Bipartisanship can also be between two or more opposite groups (e.g. liberal and conservative) to agree and determine a plan of action on an urgent matter that is of great importance to voters. This interpretation brings bipartisanship closer to the more applied notion of postpartisan decision-making; a solution-focused approach that creates a governance model with third-party arbiters used to detect bias.


It is also argued that bipartisanship exists in policy-making that does not have bipartisan support. This is the case if it involves bipartisan exchanges. This element is a central feature in the legislative process and is a bipartisan concept in the sense that it serves as a mechanism for achieving consensus and cooperation.[5]

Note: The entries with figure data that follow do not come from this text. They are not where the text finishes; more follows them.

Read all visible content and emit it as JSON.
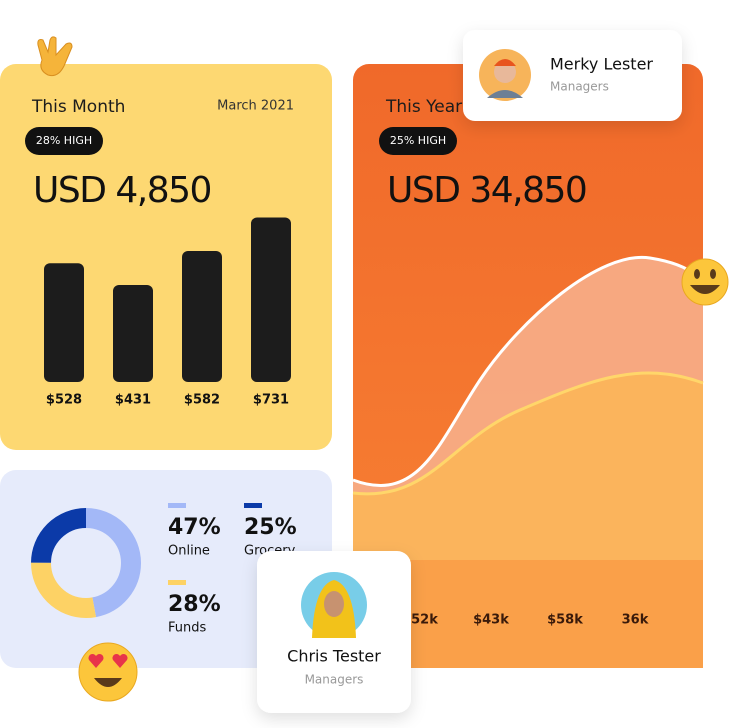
{
  "this_month": {
    "title": "This Month",
    "date": "March 2021",
    "badge": "28% HIGH",
    "amount": "USD 4,850",
    "bars": {
      "values": [
        528,
        431,
        582,
        731
      ],
      "value_labels": [
        "$528",
        "$431",
        "$582",
        "$731"
      ],
      "color": "#1c1c1c"
    }
  },
  "this_year": {
    "title": "This Year",
    "badge": "25% HIGH",
    "amount": "USD 34,850",
    "x_labels": [
      "$52k",
      "$43k",
      "$58k",
      "36k"
    ]
  },
  "breakdown": {
    "segments": [
      {
        "name": "Online",
        "value": 47,
        "value_label": "47%",
        "color": "#a3b8f7"
      },
      {
        "name": "Funds",
        "value": 28,
        "value_label": "28%",
        "color": "#fdd265"
      },
      {
        "name": "Grocery",
        "value": 25,
        "value_label": "25%",
        "color": "#0b3aa8"
      }
    ]
  },
  "profiles": [
    {
      "name": "Merky Lester",
      "role": "Managers"
    },
    {
      "name": "Chris Tester",
      "role": "Managers"
    }
  ]
}
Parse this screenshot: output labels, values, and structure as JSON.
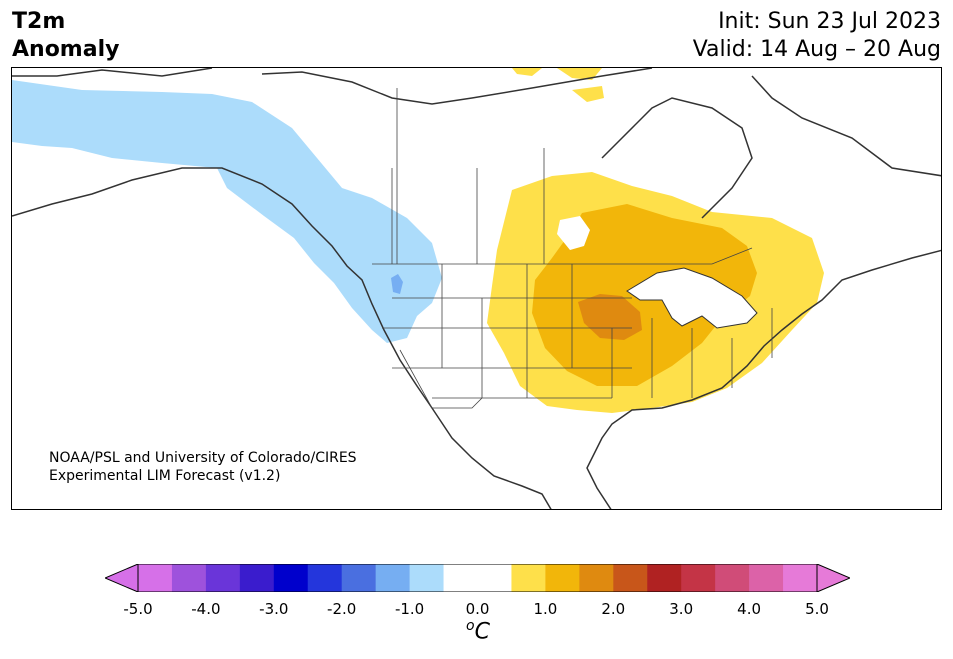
{
  "header": {
    "variable_line1": "T2m",
    "variable_line2": "Anomaly",
    "init_text": "Init: Sun 23 Jul 2023",
    "valid_text": "Valid: 14 Aug – 20 Aug"
  },
  "credit": {
    "line1": "NOAA/PSL and University of Colorado/CIRES",
    "line2": "Experimental LIM Forecast (v1.2)"
  },
  "colorbar": {
    "tick_labels": [
      "-5.0",
      "-4.0",
      "-3.0",
      "-2.0",
      "-1.0",
      "0.0",
      "1.0",
      "2.0",
      "3.0",
      "4.0",
      "5.0"
    ],
    "unit_super": "o",
    "unit_main": "C",
    "colors": [
      "#d670e8",
      "#9e52dc",
      "#6a35d9",
      "#3a1ccd",
      "#0000cc",
      "#2436dc",
      "#4a6fe0",
      "#76aef2",
      "#acdcfb",
      "#ffffff",
      "#ffffff",
      "#fee04a",
      "#f2b60a",
      "#df8a10",
      "#c8561a",
      "#b02222",
      "#c43446",
      "#d04c78",
      "#dc62a8",
      "#e67ad8"
    ]
  },
  "legend_colors": {
    "cool_anomaly": "#acdcfb",
    "warm_1": "#fee04a",
    "warm_2": "#f2b60a",
    "warm_3": "#df8a10"
  }
}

Global examples of bipartisan politics[edit]

Canada[edit]

At the federal level, Canada has been dominated by two big tent parties practicing "brokerage politics".[a][8][9][10] Both the Liberal Party of Canada and the Conservative Party of Canada (or its predecessors) have attracted support from a broad spectrum of voters.[11][12][13] Although parties such as the Communist Party of Canada, the Quebec-Nationalist Bloc Quebecois, and others, have elected members to the House of Commons, far-right and far-left parties have never gained a prominent force in Canadian society and have never formed a government in the Canadian Parliament.[14][15][6]

United Kingdom[edit]

Although the United Kingdom has an adversarial political system there have often large areas of agreement between the Labour and Conservative parties that have often but not always also brought in the Liberal Democrats. Areas of agreement have tended to include foreign policy and policy towards Northern Ireland. Other questions such as the continued existence of the National Health Service or British membership of the European Union were areas where the parties would tend to agree on the central question but where divided, often sharply, on questions of approach.


There is also a convention within British politics where there are minor areas where there is little partisan cooperation to have formal and semi-secret cooperation facilitated by both parties parliamentary whips and senior civil servants, a process often referred to as the usual channels.

Criticisms[edit]

Bipartisanship has been criticized because it can obscure the differences between parties, making voting for candidates based on policies difficult in a democracy.[25] Additionally, the concept of bipartisanship has been criticized as discouraging agreements between more than two parties, thus exercising a tyranny of the majority by forcing voters to side with one of the two largest parties.


Analyst Benedict Carey writing in The New York Times claims political analysts tend to agree that government will continue to be divided and marked by paralysis and feuding, there was research suggesting that humans have a "profound capacity through which vicious adversaries can form alliances," according to Berkeley professor Dacher Keltner.[26]